会長挨拶

日本予防・栄養・嚥下理学療法学会合同学術大会2026
大会長山田 実
(筑波大学人間系 教授)
このたび、日本予防理学療法学会と日本栄養・嚥下理学療法学会は、2026年、東京にて合同学術大会を開催する運びとなりました。
本大会のテーマは「みち」。それは、これまで歩んできた実践の「道」、これから挑む「未知」、広がる多様な「途」、そして積み重ねた知識と経験に「充ち」た、理学療法の今とこれからを象徴する言葉です。本大会では、予防・栄養・嚥下理学療法の歩みを振り返り、現在を見つめ直し、そして次なる未来へと向かう「みち」を、ともに描いていくことを目指します。
いま、なぜ合同学術大会なのか。予防理学療法の重要性は、従来の高齢者支援や介護予防の枠を超え、あらゆるライフステージにおける健康づくりの核として拡大しつつあります。運動器、神経系、内部疾患、スポーツ障害など、多様な疾患領域において、治療のみならず、疾患の予防・重症化予防という視点が、かつてないほど求められています。そしてこの実践を確かなものとするには、栄養や嚥下機能の支援をはじめ、生活全体を支える多職種・他分野との連携が不可欠です。今回の合同開催は、まさにその連携を体現する場として企画されたものです。

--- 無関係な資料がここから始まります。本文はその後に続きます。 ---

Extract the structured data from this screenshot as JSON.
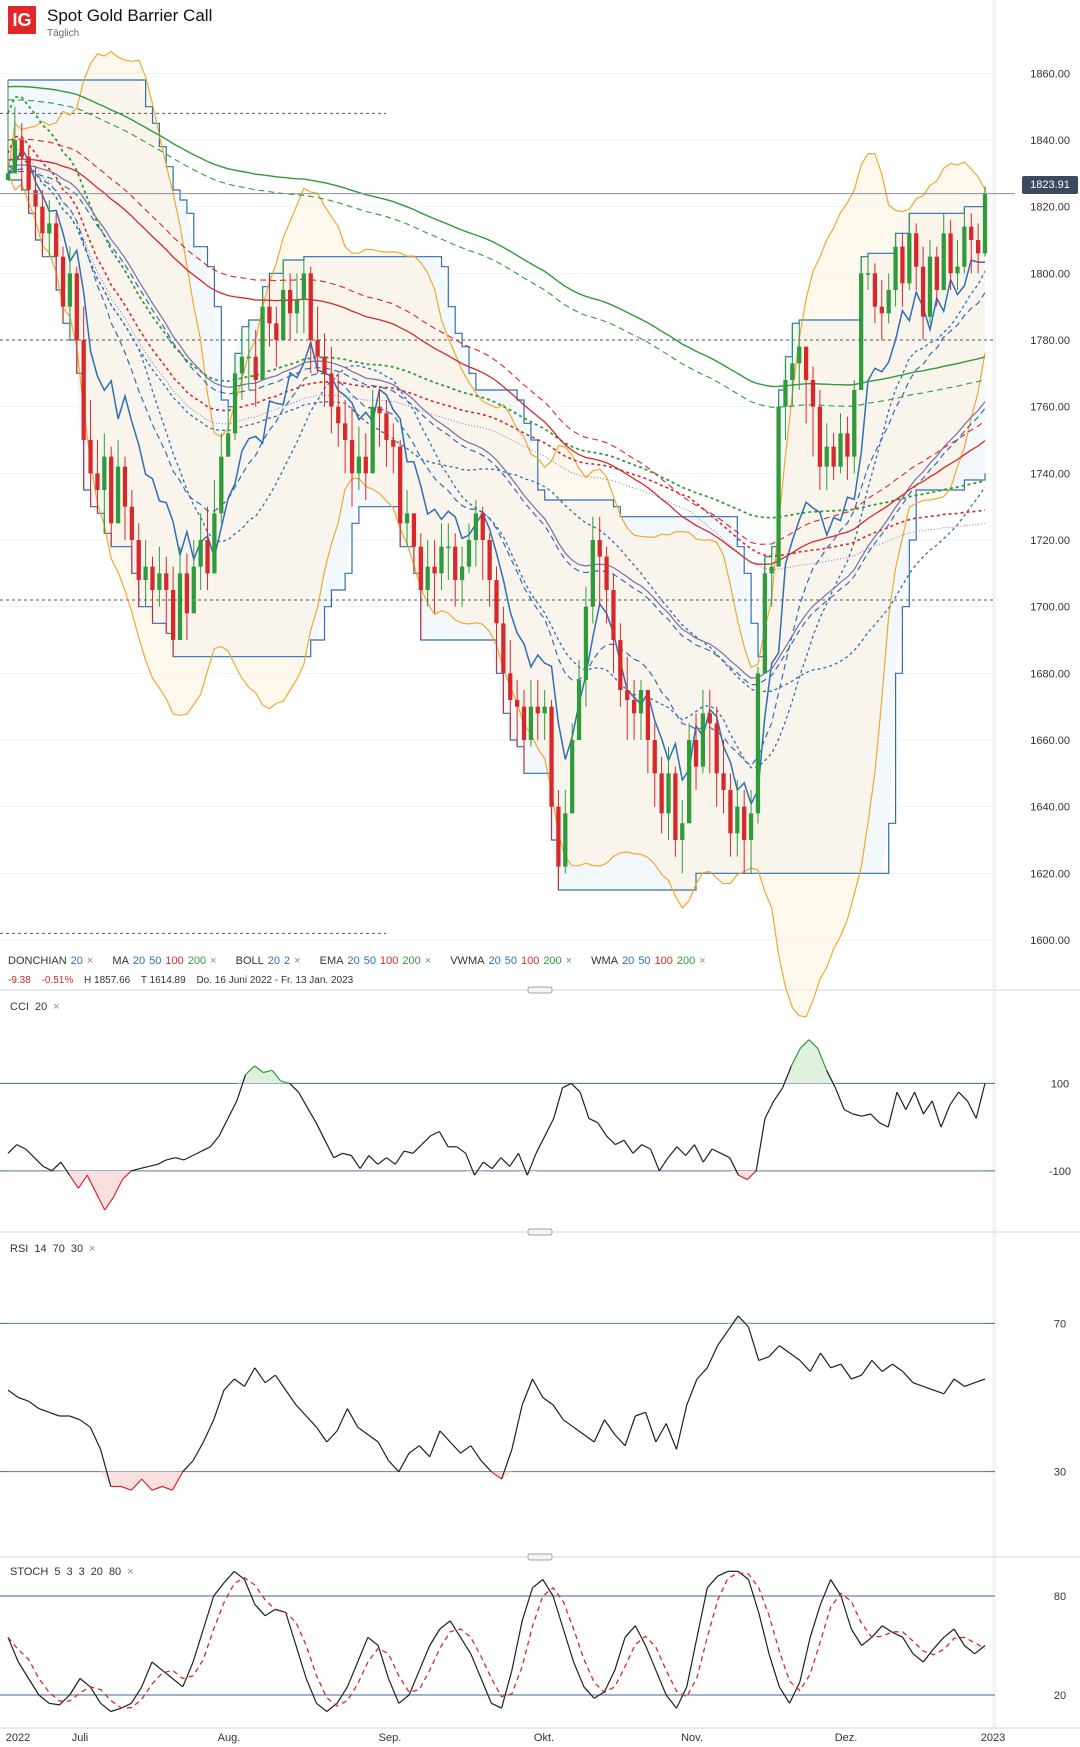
{
  "header": {
    "logo_text": "IG",
    "title": "Spot Gold Barrier Call",
    "subtitle": "Täglich"
  },
  "current_price": "1823.91",
  "legend": {
    "donchian": {
      "label": "DONCHIAN",
      "params": [
        "20"
      ]
    },
    "ma": {
      "label": "MA",
      "params": [
        "20",
        "50",
        "100",
        "200"
      ]
    },
    "boll": {
      "label": "BOLL",
      "params": [
        "20",
        "2"
      ]
    },
    "ema": {
      "label": "EMA",
      "params": [
        "20",
        "50",
        "100",
        "200"
      ]
    },
    "vwma": {
      "label": "VWMA",
      "params": [
        "20",
        "50",
        "100",
        "200"
      ]
    },
    "wma": {
      "label": "WMA",
      "params": [
        "20",
        "50",
        "100",
        "200"
      ]
    },
    "close_icon": "×"
  },
  "stats": {
    "change": "-9.38",
    "change_pct": "-0.51%",
    "high": "H 1857.66",
    "low": "T 1614.89",
    "range": "Do. 16 Juni 2022 - Fr. 13 Jan. 2023"
  },
  "panels": {
    "cci": {
      "label": "CCI",
      "params": [
        "20"
      ]
    },
    "rsi": {
      "label": "RSI",
      "params": [
        "14",
        "70",
        "30"
      ]
    },
    "stoch": {
      "label": "STOCH",
      "params": [
        "5",
        "3",
        "3",
        "20",
        "80"
      ]
    }
  },
  "colors": {
    "up": "#2f9b3a",
    "down": "#d8282a",
    "blue": "#2d6fb5",
    "red": "#d8282a",
    "green": "#2f9b3a",
    "orange": "#f0a830",
    "purple": "#7a6ca8",
    "donchian_fill": "#eaf2fa"
  },
  "chart_data": [
    {
      "type": "candlestick",
      "title": "Spot Gold Barrier Call",
      "ylim": [
        1585,
        1882
      ],
      "y_ticks": [
        1600,
        1620,
        1640,
        1660,
        1680,
        1700,
        1720,
        1740,
        1760,
        1780,
        1800,
        1820,
        1840,
        1860
      ],
      "x_labels": [
        "2022",
        "Juli",
        "Aug.",
        "Sep.",
        "Okt.",
        "Nov.",
        "Dez.",
        "2023"
      ],
      "reference_levels": [
        1848,
        1780,
        1702,
        1602
      ],
      "close": [
        1830,
        1840,
        1835,
        1825,
        1820,
        1812,
        1815,
        1805,
        1790,
        1800,
        1780,
        1750,
        1740,
        1735,
        1745,
        1725,
        1742,
        1730,
        1720,
        1708,
        1712,
        1705,
        1710,
        1705,
        1690,
        1710,
        1698,
        1712,
        1720,
        1710,
        1728,
        1745,
        1752,
        1770,
        1775,
        1775,
        1768,
        1790,
        1785,
        1780,
        1795,
        1788,
        1792,
        1800,
        1780,
        1775,
        1770,
        1760,
        1755,
        1750,
        1740,
        1745,
        1740,
        1760,
        1758,
        1750,
        1748,
        1725,
        1728,
        1718,
        1705,
        1712,
        1710,
        1718,
        1718,
        1708,
        1712,
        1720,
        1728,
        1720,
        1708,
        1695,
        1680,
        1672,
        1670,
        1660,
        1670,
        1668,
        1670,
        1640,
        1622,
        1638,
        1660,
        1678,
        1700,
        1720,
        1715,
        1705,
        1690,
        1675,
        1672,
        1668,
        1675,
        1660,
        1650,
        1638,
        1650,
        1630,
        1635,
        1660,
        1652,
        1668,
        1665,
        1650,
        1645,
        1632,
        1640,
        1630,
        1638,
        1680,
        1710,
        1712,
        1760,
        1768,
        1773,
        1778,
        1768,
        1760,
        1742,
        1748,
        1742,
        1752,
        1745,
        1765,
        1800,
        1800,
        1790,
        1788,
        1795,
        1808,
        1797,
        1812,
        1802,
        1787,
        1805,
        1795,
        1812,
        1800,
        1802,
        1814,
        1810,
        1806,
        1824
      ],
      "high": [
        1858,
        1850,
        1845,
        1838,
        1832,
        1825,
        1822,
        1818,
        1808,
        1808,
        1802,
        1790,
        1762,
        1750,
        1752,
        1748,
        1750,
        1745,
        1735,
        1725,
        1720,
        1715,
        1718,
        1715,
        1712,
        1718,
        1716,
        1720,
        1728,
        1730,
        1738,
        1752,
        1760,
        1776,
        1784,
        1786,
        1783,
        1796,
        1800,
        1790,
        1804,
        1800,
        1800,
        1805,
        1802,
        1790,
        1782,
        1778,
        1770,
        1762,
        1760,
        1754,
        1752,
        1765,
        1765,
        1762,
        1755,
        1750,
        1735,
        1728,
        1722,
        1720,
        1720,
        1725,
        1725,
        1722,
        1718,
        1725,
        1732,
        1730,
        1722,
        1712,
        1700,
        1690,
        1678,
        1675,
        1678,
        1678,
        1675,
        1672,
        1645,
        1645,
        1665,
        1684,
        1706,
        1727,
        1727,
        1718,
        1710,
        1695,
        1685,
        1678,
        1678,
        1675,
        1665,
        1655,
        1658,
        1652,
        1642,
        1665,
        1668,
        1675,
        1675,
        1670,
        1660,
        1650,
        1648,
        1645,
        1645,
        1682,
        1715,
        1718,
        1765,
        1775,
        1785,
        1786,
        1778,
        1772,
        1765,
        1755,
        1752,
        1758,
        1757,
        1768,
        1805,
        1806,
        1803,
        1798,
        1800,
        1812,
        1812,
        1818,
        1815,
        1808,
        1810,
        1808,
        1818,
        1816,
        1810,
        1820,
        1818,
        1815,
        1826
      ],
      "low": [
        1828,
        1830,
        1825,
        1818,
        1810,
        1805,
        1805,
        1795,
        1785,
        1780,
        1770,
        1735,
        1730,
        1728,
        1722,
        1718,
        1725,
        1720,
        1710,
        1700,
        1700,
        1695,
        1700,
        1692,
        1685,
        1690,
        1690,
        1700,
        1705,
        1705,
        1710,
        1725,
        1745,
        1750,
        1762,
        1765,
        1760,
        1770,
        1778,
        1772,
        1782,
        1780,
        1782,
        1782,
        1770,
        1770,
        1760,
        1752,
        1748,
        1740,
        1730,
        1735,
        1732,
        1740,
        1748,
        1742,
        1740,
        1718,
        1718,
        1710,
        1690,
        1700,
        1698,
        1705,
        1708,
        1700,
        1700,
        1710,
        1712,
        1708,
        1700,
        1680,
        1668,
        1660,
        1658,
        1650,
        1658,
        1660,
        1660,
        1630,
        1615,
        1620,
        1640,
        1660,
        1670,
        1695,
        1700,
        1695,
        1680,
        1670,
        1660,
        1660,
        1660,
        1650,
        1640,
        1632,
        1630,
        1625,
        1620,
        1640,
        1645,
        1650,
        1650,
        1640,
        1638,
        1625,
        1625,
        1620,
        1620,
        1635,
        1680,
        1700,
        1720,
        1750,
        1760,
        1765,
        1755,
        1745,
        1735,
        1735,
        1738,
        1740,
        1738,
        1740,
        1765,
        1795,
        1785,
        1780,
        1785,
        1790,
        1790,
        1795,
        1795,
        1780,
        1785,
        1790,
        1795,
        1795,
        1795,
        1800,
        1800,
        1800,
        1805
      ]
    },
    {
      "type": "line",
      "title": "CCI",
      "ylim": [
        -240,
        300
      ],
      "levels": [
        100,
        -100
      ],
      "values": [
        -60,
        -40,
        -50,
        -70,
        -90,
        -100,
        -80,
        -110,
        -140,
        -110,
        -150,
        -190,
        -160,
        -120,
        -100,
        -95,
        -90,
        -85,
        -75,
        -70,
        -75,
        -65,
        -55,
        -45,
        -20,
        20,
        60,
        120,
        140,
        125,
        130,
        105,
        100,
        80,
        45,
        10,
        -30,
        -70,
        -60,
        -65,
        -95,
        -65,
        -85,
        -70,
        -85,
        -55,
        -60,
        -40,
        -20,
        -10,
        -45,
        -45,
        -60,
        -110,
        -80,
        -95,
        -70,
        -90,
        -60,
        -110,
        -60,
        -20,
        20,
        90,
        100,
        80,
        20,
        10,
        -20,
        -40,
        -30,
        -60,
        -40,
        -50,
        -100,
        -70,
        -45,
        -65,
        -40,
        -80,
        -50,
        -60,
        -70,
        -110,
        -120,
        -100,
        20,
        60,
        90,
        140,
        180,
        200,
        180,
        130,
        90,
        40,
        30,
        25,
        30,
        10,
        0,
        80,
        40,
        80,
        30,
        60,
        0,
        50,
        80,
        60,
        20,
        100
      ],
      "x_labels": [
        "2022",
        "Juli",
        "Aug.",
        "Sep.",
        "Okt.",
        "Nov.",
        "Dez.",
        "2023"
      ]
    },
    {
      "type": "line",
      "title": "RSI",
      "ylim": [
        7,
        93
      ],
      "levels": [
        70,
        30
      ],
      "values": [
        52,
        50,
        49,
        47,
        46,
        45,
        45,
        44,
        42,
        36,
        26,
        26,
        25,
        28,
        25,
        26,
        25,
        30,
        33,
        38,
        44,
        52,
        55,
        53,
        58,
        54,
        56,
        52,
        48,
        45,
        42,
        38,
        41,
        47,
        42,
        40,
        38,
        33,
        30,
        35,
        37,
        34,
        41,
        38,
        35,
        37,
        33,
        30,
        28,
        36,
        48,
        55,
        50,
        48,
        44,
        42,
        40,
        38,
        44,
        40,
        37,
        45,
        46,
        38,
        43,
        36,
        48,
        55,
        58,
        64,
        68,
        72,
        69,
        60,
        61,
        64,
        62,
        60,
        57,
        62,
        58,
        59,
        55,
        56,
        60,
        57,
        59,
        57,
        54,
        53,
        52,
        51,
        55,
        53,
        54,
        55
      ],
      "x_labels": [
        "2022",
        "Juli",
        "Aug.",
        "Sep.",
        "Okt.",
        "Nov.",
        "Dez.",
        "2023"
      ]
    },
    {
      "type": "line",
      "title": "STOCH",
      "ylim": [
        0,
        100
      ],
      "levels": [
        80,
        20
      ],
      "k": [
        55,
        40,
        30,
        20,
        15,
        14,
        20,
        30,
        25,
        15,
        10,
        12,
        15,
        25,
        40,
        35,
        30,
        25,
        40,
        60,
        80,
        88,
        95,
        90,
        75,
        68,
        72,
        70,
        50,
        30,
        15,
        10,
        15,
        25,
        40,
        55,
        50,
        30,
        15,
        20,
        35,
        50,
        60,
        65,
        55,
        45,
        30,
        15,
        12,
        35,
        65,
        85,
        90,
        80,
        60,
        40,
        25,
        18,
        22,
        35,
        55,
        62,
        50,
        35,
        20,
        12,
        25,
        55,
        85,
        92,
        95,
        95,
        90,
        70,
        45,
        25,
        15,
        28,
        55,
        75,
        90,
        80,
        60,
        50,
        55,
        62,
        58,
        55,
        45,
        40,
        48,
        55,
        60,
        50,
        45,
        50
      ]
    }
  ]
}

本大会では、以下のような多様な視点を通じて、予防理学療法と栄養・嚥下理学療法の可能性を多角的に探求します。
- 睡眠、住環境、女性の健康、認知症、スポーツ現場など、多様なニーズへの実践的対応
- さまざまな領域における予防のアウトカム設定に関する議論
- デジタルヘルス、避難所支援、行政・地域との協働など、社会的課題への応答
- 働き方やキャリア形成を見つめ直すための対話の機会
親和性の高い二つの学会が合同で開催するからこそ可能となる、実践的かつ創造的な「みち(プログラム)」を、ともに築いていきたいと考えております。
本大会では、研究者・教育者・臨床家のみならず、地域・行政・企業、そして多職種・他分野の専門家との対話と共創が交わる場となることを目指し、交流から新たな連携や発想が生まれるような、参加型のユニークな企画も予定しております。
本大会が、ご参加いただくすべての皆さまにとって、理学療法の未来を見つめ、日々の実践に活かせる「“みち”しるべ」となることを心より願っております。皆さまのご参加を、心よりお待ち申し上げます。